Compute-intensive tasks like training an AI large language model require massive amounts of computing power. As demand for AI computing has risen, super advanced semiconductor chips from the likes of NVIDIA and AMD have become very expensive and difficult to secure.
The dominant hyperscale cloud vendors have responded by accelerating the production of custom silicon chips in 2023 and 2024. The programs will reduce dependence on dominant suppliers, so they can deliver AI compute services to customers globally, and in APAC.
Google debuted its first ever custom ARM-based CPUs with the release of the Axion processor during its Cloud Next conference in April 2024. Building on custom silicon work over the past decade, the step up to producing its own CPUs is designed to support a variety of general purpose computing, including CPU-based AI training.
For Google’s cloud customers in APAC, the chip is expected to enhance Google’s AI capabilities within its data center footprint, and will be available to Google Cloud customers later in 2024.
Microsoft, likewise, has unveiled its own first in-house custom accelerator optimised for AI and generative AI tasks, which it has badged the Azure Maia 100 AI Accelerator. This is joined by its own ARM-based CPU, the Cobalt 100, both of which were formally announced at Microsoft Ignite in November 2023. The firm’s custom silicon for AI has already been in use for tasks like running OpenAI’s ChatGPT 3.5 large language model. The global tech giant said it was expecting a broader rollout into Azure cloud data centres for customers from 2024.
AWS investment in custom silicon chips dates back to 2009. The firm has now released four generations of Graviton CPU processors, which have been rolled out into data centres worldwide, including in APAC; the processors were designed to increase the price performance for cloud workloads. These have been joined by two generations of Inferentia for deep learning and AI inferencing, and two generations of Trainium for training 100B+ parameter AI models.
At a recent AWS Summit held in Australia, Dave Brown, vice president of AWS Compute & Networking Services, told TechRepublic the cloud provider’s reason for designing custom silicon was about providing customers choice and improving “price performance” of available compute.
“Providing choice has been very important,” Brown said. “Our customers can find the processors and accelerators that are best for their workload. And with us producing our own custom silicon, we can give them more compute at a lower price,” he added.

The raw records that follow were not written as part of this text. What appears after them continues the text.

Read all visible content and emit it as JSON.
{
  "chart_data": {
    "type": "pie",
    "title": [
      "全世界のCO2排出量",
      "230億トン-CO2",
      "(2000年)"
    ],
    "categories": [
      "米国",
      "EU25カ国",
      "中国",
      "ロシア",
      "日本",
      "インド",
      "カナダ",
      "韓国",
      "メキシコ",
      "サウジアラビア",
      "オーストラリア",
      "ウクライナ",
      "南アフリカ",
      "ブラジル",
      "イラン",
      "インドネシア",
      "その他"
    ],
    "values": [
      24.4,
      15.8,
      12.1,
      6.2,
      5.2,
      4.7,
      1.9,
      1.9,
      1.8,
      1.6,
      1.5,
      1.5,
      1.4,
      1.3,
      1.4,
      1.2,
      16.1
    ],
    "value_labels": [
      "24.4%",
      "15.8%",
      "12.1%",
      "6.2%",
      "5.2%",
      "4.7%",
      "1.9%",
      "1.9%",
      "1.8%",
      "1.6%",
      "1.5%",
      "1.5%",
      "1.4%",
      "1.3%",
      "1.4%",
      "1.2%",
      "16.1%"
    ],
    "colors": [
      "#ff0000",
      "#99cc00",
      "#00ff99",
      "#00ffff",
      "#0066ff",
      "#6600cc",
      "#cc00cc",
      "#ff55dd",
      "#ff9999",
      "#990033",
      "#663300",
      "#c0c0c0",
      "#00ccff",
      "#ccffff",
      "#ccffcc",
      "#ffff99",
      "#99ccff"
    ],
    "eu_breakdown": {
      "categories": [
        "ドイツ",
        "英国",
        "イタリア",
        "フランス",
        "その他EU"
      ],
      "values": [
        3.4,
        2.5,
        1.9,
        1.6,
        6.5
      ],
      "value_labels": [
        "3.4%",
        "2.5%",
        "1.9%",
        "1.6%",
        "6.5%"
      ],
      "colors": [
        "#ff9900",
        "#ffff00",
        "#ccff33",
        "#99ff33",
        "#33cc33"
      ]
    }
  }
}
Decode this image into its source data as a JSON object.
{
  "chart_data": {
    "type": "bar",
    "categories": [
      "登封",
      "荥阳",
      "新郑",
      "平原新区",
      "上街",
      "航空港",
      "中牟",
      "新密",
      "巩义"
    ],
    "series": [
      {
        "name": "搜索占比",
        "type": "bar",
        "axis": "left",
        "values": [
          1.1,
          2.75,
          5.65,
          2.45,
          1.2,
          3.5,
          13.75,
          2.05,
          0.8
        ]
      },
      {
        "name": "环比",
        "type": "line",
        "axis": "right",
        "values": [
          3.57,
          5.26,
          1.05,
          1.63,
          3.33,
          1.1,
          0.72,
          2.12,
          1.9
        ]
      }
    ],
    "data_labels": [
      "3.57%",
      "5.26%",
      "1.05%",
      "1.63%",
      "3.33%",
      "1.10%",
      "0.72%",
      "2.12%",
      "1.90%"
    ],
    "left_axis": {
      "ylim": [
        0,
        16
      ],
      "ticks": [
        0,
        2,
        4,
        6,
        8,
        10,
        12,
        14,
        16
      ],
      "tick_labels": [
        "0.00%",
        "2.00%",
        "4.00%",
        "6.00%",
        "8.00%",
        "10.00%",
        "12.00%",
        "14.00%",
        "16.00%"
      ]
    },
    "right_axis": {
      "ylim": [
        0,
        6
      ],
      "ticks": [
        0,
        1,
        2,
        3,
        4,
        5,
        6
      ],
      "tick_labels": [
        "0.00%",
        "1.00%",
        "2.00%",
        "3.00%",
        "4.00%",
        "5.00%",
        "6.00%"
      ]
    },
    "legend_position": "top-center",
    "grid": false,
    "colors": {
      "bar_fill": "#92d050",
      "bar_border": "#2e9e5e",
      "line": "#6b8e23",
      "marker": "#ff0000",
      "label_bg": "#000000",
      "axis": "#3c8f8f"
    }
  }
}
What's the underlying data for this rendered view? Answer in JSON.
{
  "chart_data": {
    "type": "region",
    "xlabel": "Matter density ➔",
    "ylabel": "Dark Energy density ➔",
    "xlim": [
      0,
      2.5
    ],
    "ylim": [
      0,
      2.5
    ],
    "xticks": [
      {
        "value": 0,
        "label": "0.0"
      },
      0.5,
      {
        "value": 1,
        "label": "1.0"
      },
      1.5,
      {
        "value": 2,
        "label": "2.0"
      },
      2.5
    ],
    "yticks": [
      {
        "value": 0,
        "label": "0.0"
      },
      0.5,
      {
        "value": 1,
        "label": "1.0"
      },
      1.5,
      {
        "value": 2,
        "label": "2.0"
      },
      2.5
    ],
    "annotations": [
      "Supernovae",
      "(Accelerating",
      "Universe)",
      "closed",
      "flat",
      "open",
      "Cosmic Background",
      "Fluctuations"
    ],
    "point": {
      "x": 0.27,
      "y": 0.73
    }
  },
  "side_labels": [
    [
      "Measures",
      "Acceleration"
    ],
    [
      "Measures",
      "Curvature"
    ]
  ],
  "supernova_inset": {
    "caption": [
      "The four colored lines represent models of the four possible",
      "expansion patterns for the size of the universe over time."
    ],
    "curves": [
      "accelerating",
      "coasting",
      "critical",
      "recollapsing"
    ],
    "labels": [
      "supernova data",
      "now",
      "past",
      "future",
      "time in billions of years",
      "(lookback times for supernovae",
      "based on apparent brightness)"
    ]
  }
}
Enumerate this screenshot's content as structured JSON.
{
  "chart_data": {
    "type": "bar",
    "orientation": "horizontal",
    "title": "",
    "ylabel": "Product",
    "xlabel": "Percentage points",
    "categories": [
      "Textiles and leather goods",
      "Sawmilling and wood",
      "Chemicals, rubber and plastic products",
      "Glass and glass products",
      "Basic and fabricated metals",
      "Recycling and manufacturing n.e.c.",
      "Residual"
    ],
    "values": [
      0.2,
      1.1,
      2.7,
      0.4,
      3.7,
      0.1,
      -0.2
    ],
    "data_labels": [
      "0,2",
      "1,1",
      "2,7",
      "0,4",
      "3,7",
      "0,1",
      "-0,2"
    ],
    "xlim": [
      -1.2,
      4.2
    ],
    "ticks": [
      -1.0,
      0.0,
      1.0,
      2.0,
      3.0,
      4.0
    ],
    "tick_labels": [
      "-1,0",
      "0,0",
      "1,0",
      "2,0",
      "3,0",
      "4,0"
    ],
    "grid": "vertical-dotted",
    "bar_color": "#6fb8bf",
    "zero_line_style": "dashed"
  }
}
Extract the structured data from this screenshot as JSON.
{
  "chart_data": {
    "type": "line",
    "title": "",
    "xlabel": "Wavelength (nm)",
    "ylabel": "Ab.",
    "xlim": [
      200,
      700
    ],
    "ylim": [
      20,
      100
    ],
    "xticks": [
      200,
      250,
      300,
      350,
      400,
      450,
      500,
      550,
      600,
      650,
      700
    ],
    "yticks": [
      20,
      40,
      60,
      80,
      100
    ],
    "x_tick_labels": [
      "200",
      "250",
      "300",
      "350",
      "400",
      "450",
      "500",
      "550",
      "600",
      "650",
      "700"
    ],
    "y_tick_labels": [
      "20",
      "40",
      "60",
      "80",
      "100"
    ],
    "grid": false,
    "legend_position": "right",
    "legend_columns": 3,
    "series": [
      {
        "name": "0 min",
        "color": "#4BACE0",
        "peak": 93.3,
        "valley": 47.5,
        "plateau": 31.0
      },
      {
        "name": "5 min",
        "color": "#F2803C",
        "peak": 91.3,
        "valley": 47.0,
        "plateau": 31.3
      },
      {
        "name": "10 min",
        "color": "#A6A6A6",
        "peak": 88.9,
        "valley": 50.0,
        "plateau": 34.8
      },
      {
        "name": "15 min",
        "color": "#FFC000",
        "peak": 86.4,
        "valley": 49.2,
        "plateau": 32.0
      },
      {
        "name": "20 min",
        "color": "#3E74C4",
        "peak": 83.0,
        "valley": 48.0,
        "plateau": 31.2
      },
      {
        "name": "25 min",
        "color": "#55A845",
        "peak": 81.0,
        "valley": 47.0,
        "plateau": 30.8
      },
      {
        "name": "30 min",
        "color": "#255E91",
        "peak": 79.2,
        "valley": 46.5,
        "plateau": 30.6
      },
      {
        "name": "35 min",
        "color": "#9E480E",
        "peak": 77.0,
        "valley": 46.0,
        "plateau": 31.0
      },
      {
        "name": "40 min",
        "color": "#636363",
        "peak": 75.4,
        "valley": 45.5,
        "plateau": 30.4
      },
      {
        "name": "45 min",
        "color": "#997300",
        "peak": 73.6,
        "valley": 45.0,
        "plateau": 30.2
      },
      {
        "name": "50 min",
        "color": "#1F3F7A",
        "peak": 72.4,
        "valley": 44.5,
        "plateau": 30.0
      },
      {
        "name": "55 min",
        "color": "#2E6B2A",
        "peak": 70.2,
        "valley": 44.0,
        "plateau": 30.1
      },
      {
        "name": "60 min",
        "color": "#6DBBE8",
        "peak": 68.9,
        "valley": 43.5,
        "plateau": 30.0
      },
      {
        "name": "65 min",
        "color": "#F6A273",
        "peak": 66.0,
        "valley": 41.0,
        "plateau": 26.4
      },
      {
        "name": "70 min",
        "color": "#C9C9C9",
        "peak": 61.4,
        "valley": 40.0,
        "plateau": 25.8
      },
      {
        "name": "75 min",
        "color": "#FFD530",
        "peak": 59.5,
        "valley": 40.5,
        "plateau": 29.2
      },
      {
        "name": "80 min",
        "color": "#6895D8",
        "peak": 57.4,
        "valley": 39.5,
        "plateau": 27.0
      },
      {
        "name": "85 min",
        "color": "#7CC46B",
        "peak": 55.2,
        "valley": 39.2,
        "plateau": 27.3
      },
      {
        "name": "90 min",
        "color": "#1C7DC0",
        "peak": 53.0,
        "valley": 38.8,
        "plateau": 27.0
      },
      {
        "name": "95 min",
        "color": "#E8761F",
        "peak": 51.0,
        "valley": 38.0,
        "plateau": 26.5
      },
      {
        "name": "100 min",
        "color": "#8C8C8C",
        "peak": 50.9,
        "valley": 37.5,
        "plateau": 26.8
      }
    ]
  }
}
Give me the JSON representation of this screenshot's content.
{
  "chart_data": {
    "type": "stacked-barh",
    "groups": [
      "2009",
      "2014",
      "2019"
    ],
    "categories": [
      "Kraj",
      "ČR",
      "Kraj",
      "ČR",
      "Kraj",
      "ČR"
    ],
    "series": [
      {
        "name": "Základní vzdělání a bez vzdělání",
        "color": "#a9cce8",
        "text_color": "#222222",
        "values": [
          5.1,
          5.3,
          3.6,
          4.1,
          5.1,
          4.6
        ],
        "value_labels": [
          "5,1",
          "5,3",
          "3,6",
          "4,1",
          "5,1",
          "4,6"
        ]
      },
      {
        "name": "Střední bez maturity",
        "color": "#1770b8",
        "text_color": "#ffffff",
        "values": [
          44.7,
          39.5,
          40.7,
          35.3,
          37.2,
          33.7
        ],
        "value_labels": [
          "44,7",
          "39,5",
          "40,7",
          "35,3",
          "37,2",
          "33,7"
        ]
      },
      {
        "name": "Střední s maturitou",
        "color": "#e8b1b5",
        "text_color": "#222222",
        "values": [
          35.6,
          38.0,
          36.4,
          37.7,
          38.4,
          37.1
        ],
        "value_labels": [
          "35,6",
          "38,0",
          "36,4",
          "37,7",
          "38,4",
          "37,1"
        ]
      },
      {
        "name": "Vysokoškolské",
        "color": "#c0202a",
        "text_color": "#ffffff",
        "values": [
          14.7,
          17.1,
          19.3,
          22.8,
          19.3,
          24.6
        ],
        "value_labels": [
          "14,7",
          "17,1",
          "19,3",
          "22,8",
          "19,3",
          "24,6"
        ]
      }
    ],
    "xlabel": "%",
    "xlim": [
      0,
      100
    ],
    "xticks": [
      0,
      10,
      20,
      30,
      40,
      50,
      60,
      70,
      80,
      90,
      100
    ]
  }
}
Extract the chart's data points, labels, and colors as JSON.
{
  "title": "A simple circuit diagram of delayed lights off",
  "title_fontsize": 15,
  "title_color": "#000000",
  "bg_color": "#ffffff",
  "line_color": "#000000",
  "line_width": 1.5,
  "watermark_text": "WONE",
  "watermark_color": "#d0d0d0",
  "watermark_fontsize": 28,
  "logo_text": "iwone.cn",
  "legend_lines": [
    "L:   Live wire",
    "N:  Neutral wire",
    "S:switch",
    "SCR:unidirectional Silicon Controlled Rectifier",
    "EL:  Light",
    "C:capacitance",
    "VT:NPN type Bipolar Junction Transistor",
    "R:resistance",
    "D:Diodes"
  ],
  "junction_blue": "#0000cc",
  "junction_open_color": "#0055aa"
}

AWS has long-standing relationships with major suppliers of semiconductor chips. For example, AWS’ relationship with NVIDIA, the now-dominant player in AI, dates back 13 years, while Intel, which has released Gaudi accelerators for AI, has been a supplier of semiconductors since the cloud provider’s beginnings. AWS has been offering chips from AMD in data centres since 2018.
Brown said the cost optimisation fever that has gripped organisations over the last two years as the global economy has slowed has seen customers moving to AWS Graviton in every single region, including in APAC. He said the chips have been widely adopted by the market — by more than 50,000 customers globally — including all the hyperscaler’s top 100 customers. “The largest institutions are moving to Graviton because of performance benefits and cost savings,” he said.
SEE: Cloud cost optimisation tools not enough to reign in cloud spending.
The wide deployment of custom AWS silicon is seeing customers in APAC utilize these options.
Enterprise customers in APAC could benefit from an expanding range of compute options, whether that is measured by performance, cost or appropriateness to different cloud workloads. Custom silicon options could also help organisations meet sustainability goals.
The competition provided by cloud providers, in tandem with chip suppliers, could drive advances in chip performance, whether that is in the high-performance computing category for AI model training, or innovation for inferencing, where latency is a big consideration.
Cloud cost optimisation has been a major issue for enterprises, as expanding cloud workloads have led customers into ballooning costs. More hardware options give customers more options for reducing overall cloud costs, as they can more discerningly choose appropriate compute.
A growing range of custom silicon chips within cloud services will allow enterprises to better match their application workloads to the specific characteristics of the underlying hardware, ensuring they can use the most appropriate silicon for the use cases they are pursuing.
Sustainability is predicted to become a top five factor for customers procuring cloud vendors by 2028. Vendors are responding: for instance, AWS said carbon emissions can be slashed using Graviton4 chips, which are 60% more efficient. Custom silicon will help improve overall cloud sustainability.